Okay. All right. Great. Well, look forward to update. Thanks guys.

Thank you very much, Matt.

[Operator Instructions] Your next question -- my apologies, the questioner has jumped out of queue. Okay, here we go. Kelly Shi with Jefferies. Your line is now open.

Thank you for taking our question. This is Dev on for Kelly. And my question is -- could you talk about potential impact of Relatlimab plus Nivo approval in melanoma on your Phase 2 trial design in melanoma?

So, I think Dr. O'Day will tackle that question. Steven?

Sorry, the question is what is the impact of Nivo LAG-3 in the melanoma space with our trial design. Is that the question?

Yes. So, the approval of Relatlimab and Nivo, how does it impact your design for melanoma?

Yes. Well, I think that the exhaustion checkpoints like LAG-3 and TIM-3 and obviously PD-1 are obviously very different targets than CTLA-4. So obviously, with first-line melanoma, now there's three frontline options, CTLA-4 with PD-1, PD-1 monotherapy and then PD-1 LAG-3. So, we'll be addressing all those cohorts with our design of our Botensilimab, which we think is obviously, a very unique different checkpoint than the exhaustion checkpoints. But we will address it and look forward to getting data around all those subgroups.

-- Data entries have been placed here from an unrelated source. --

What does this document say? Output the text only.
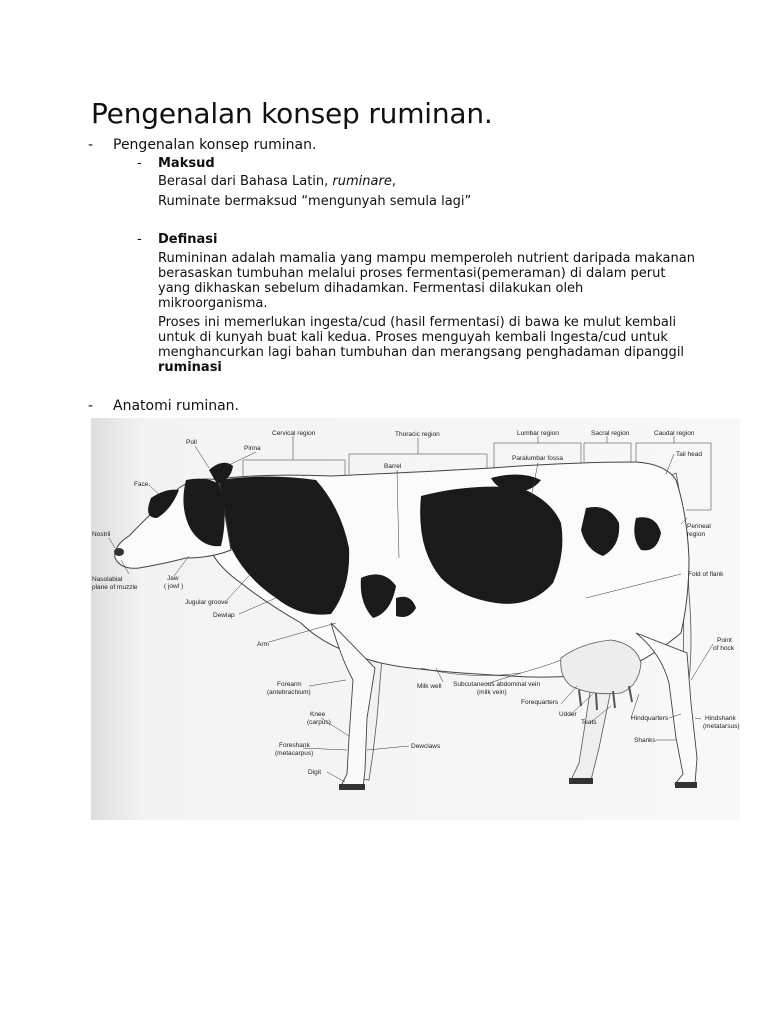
Pengenalan konsep ruminan.
- Pengenalan konsep ruminan.
- Maksud
Berasal dari Bahasa Latin, ruminare,
Ruminate bermaksud “mengunyah semula lagi”
- Definasi
Rumininan adalah mamalia yang mampu memperoleh nutrient daripada makanan
berasaskan tumbuhan melalui proses fermentasi(pemeraman) di dalam perut
yang dikhaskan sebelum dihadamkan. Fermentasi dilakukan oleh
mikroorganisma.
Proses ini memerlukan ingesta/cud (hasil fermentasi) di bawa ke mulut kembali
untuk di kunyah buat kali kedua. Proses menguyah kembali Ingesta/cud untuk
menghancurkan lagi bahan tumbuhan dan merangsang penghadaman dipanggil
ruminasi
- Anatomi ruminan.
Poll
Pinna
Cervical region	Thoracic region	Lumbar region	Sacral region	Caudal region
Barrel
Paralumbar fossa
Tail head
Face
Nostril
Nasolabial
plane of muzzle
Jaw
( jowl )
Jugular groove
Dewlap
Arm
Perineal
region
Fold of flank
Point
of hock
Forearm
(antebrachium)
Milk well Subcutaneous abdominal vein
(milk vein)
Forequarters
Udder
Teats
Hindquarters	Hindshank
(metatarsus)
Knee
(carpus)
Shanks
Foreshank
(metacarpus)
Dewclaws
Digit
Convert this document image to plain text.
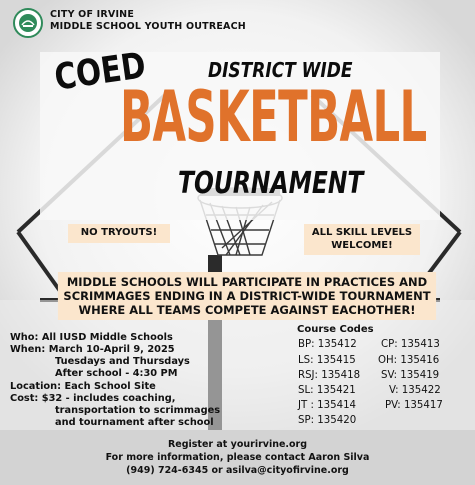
CITY OF IRVINE
MIDDLE SCHOOL YOUTH OUTREACH
COED	DISTRICT WIDE
BASKETBALL
TOURNAMENT
NO TRYOUTS!	ALL SKILL LEVELS WELCOME!
MIDDLE SCHOOLS WILL PARTICIPATE IN PRACTICES AND SCRIMMAGES ENDING IN A DISTRICT-WIDE TOURNAMENT WHERE ALL TEAMS COMPETE AGAINST EACHOTHER!
Who: All IUSD Middle Schools
When: March 10-April 9, 2025
Tuesdays and Thursdays
After school - 4:30 PM
Location: Each School Site
Cost: $32 - includes coaching,
transportation to scrimmages
and tournament after school
Course Codes
BP: 135412 CP: 135413
LS: 135415 OH: 135416
RSJ: 135418 SV: 135419
SL: 135421	V: 135422
JT : 135414	PV: 135417
SP: 135420
Register at yourirvine.org
For more information, please contact Aaron Silva
(949) 724-6345 or asilva@cityofirvine.org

All right. Great. Thank you.

And there are no further questions at this time. Mr. Armen, I will turn the call back over to you.

Thank you very much for your attention and interest in our company. In closing, I'd like to just reiterate the point that with the data disclosure of Botensilimab plus balstilimab, we have received many accolades about the robustness of the responses that we've seen, in fact, many of the long-term experts in the field, including certainly CRC experts have commented on the fact that they have not seen such responses with conventional immunotherapy. So, clearly, this is a very exciting period for the next steps of immunotherapy. And we're delighted to have botensilimab lead that effort for the future of these patients and there will be. So with that, stay tuned for additional information that we will be disclosing between now and the end of the year. And that will set the stage for us to be able to do our next set of trials, randomized trials with the hope that we will get to the finish line with the collaboration of many of the experts in the field, as well as regulatory agencies throughout the world. So, I'll end my comments and if you have any additional questions and queries, please don't hesitate to get in touch with us. Thank you very much. End of Q&A:

This concludes today's conference call. You may now disconnect.